Commençons d’abord par un souvenir de notre auditeur français M. Thomas Bégué, qui a suivi avec attention depuis la France l’invasion de la Tchécoslovaquie par les troupes soviétiques :
« J’étais arrivé en France en avril 1967, et je m’intéressais déjà à la Tchécoslovaquie. J’écoutais même la radio quand je pouvais. J’ai suivi les événements du Printemps de Prague depuis le 5 janvier au 21 août 1968 par la presse et la télévision, puis par les personnes qui s’y intéressaient. C’est également ainsi que j’ai pris connaissance de l’invasion russe. Ce fut pendant huit mois une période excitante pour la population tchèque en France et même pour le pays. Je pense qu’avec le Printemps de Prague, les Tchèques et les Slovaques se sont sentis plus forts et déterminés. Beaucoup de Tchèques se ruaient à la découverte des pays limitrophes sans prendre garde aux manœuvres prémonitoires des troupes du Pacte de Varsovie. Après l’invasion, les Tchèques et les Slovaques se sont résignés à la normalisation. Enfin du moins la plupart, puisque Jan Palach fait l’exception car il s’est immolé par le feu sur la place Venceslas. Le 16 février 1969, par défi et par déesespoir, ses compatriotes ont salué son geste par le recueillement. Ils ont dû patienter encore vingt ans avant le retour de la démocratie. »

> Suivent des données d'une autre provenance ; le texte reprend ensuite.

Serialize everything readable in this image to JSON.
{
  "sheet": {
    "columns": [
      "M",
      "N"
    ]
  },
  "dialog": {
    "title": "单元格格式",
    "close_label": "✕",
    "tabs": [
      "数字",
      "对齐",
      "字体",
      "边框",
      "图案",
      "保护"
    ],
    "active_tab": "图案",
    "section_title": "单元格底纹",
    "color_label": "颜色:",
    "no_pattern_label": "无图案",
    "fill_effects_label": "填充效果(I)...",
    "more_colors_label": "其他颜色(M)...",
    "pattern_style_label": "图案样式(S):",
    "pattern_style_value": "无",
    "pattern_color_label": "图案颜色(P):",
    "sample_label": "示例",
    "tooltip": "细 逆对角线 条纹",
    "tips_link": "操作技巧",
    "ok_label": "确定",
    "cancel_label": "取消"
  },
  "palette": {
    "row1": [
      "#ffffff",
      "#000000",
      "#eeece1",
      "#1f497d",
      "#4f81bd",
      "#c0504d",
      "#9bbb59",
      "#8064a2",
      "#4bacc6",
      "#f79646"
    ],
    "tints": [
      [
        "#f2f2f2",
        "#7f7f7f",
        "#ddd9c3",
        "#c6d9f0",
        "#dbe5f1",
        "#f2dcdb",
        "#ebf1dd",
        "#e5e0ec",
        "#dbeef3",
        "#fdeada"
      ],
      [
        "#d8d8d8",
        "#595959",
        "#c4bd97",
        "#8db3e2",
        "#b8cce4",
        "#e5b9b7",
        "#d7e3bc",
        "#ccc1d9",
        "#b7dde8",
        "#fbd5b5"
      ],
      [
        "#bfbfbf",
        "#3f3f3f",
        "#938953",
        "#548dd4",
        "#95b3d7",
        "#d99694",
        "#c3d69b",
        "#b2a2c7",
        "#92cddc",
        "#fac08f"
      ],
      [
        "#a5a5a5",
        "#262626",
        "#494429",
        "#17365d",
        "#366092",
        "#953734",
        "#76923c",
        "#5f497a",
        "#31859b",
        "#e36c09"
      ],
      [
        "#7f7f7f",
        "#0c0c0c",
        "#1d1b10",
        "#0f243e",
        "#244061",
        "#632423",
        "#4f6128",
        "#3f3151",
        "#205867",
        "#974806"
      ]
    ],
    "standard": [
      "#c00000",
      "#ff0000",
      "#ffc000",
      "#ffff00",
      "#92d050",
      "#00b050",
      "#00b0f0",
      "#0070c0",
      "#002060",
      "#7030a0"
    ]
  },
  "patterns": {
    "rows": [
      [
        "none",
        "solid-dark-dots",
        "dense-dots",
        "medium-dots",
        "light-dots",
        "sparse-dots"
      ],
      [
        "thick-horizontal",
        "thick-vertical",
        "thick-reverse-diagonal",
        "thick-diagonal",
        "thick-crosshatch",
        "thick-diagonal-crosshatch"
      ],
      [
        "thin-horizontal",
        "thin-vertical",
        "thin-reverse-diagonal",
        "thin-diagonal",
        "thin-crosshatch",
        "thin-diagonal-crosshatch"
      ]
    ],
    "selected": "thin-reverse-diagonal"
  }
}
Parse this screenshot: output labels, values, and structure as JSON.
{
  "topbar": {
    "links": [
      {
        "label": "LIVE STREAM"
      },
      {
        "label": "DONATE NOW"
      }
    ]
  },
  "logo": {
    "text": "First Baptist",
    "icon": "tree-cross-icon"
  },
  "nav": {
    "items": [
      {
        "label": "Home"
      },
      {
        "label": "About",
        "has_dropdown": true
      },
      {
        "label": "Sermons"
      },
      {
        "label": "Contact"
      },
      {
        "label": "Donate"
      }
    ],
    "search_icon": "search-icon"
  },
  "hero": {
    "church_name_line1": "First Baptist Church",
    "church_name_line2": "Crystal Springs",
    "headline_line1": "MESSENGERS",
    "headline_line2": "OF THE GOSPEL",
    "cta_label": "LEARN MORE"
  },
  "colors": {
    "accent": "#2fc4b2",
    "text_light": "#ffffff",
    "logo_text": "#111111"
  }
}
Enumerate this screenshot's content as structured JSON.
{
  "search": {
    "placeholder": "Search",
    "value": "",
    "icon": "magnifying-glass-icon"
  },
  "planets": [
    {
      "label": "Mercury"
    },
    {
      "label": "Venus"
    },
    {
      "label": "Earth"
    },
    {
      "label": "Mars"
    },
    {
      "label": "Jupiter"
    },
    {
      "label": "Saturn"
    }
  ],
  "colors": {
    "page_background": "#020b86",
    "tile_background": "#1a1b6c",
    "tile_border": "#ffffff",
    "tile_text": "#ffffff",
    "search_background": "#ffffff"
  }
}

Place ensuite aux souvenirs de M. Denis Ciaudo, de France, qui n’avait quant à lui que sept ans lors de l’invasion tchécoslovaque par les troupes du pacte de Varsovie. De ce fait, il n’a pas beaucoup de souvenirs réels de l’époque. Il a pourtant décrit en quelques mots son intérêt pour l’évolution de l’ancienne Tchécoslovaquie après l’occupation soviétique:
« Il se trouve que dès 1977, grâce à un poste de radio super performant, j’arrivais à capter Radio Prague en langue française de temps en temps quelques soirs et j’aimais écouter les propos qui y étaient tenus. J’ai d’ailleurs en tête quelques émissions qui y avaient été développées telles que la Charte 1977. Une autre émission parlait de la non convertibilité de la couronne tchèque en devises occidentales et je me souviens très bien de cette émission qui avait été diffusée en août 1988 et dans laquelle on disait: ‘Chaque année au mois d’août ont lieu en Tchécoslovaquie des manifestations antisocialistes’. En fait ces souvenirs sont un peu comme des coupures de journaux rassemblées ça est là dans un tiroir, mais ils me laissent toujours l’heureux sentiment de les avoir. En 1990 un livre français a été publié sur Alexander Dubček. Il s’appelait ‘Dubček, un homme pour toutes les saisons’. Je l’ai lu à l’époque et je me suis rendu dans la rue où habitait Dubček à Bratislava. »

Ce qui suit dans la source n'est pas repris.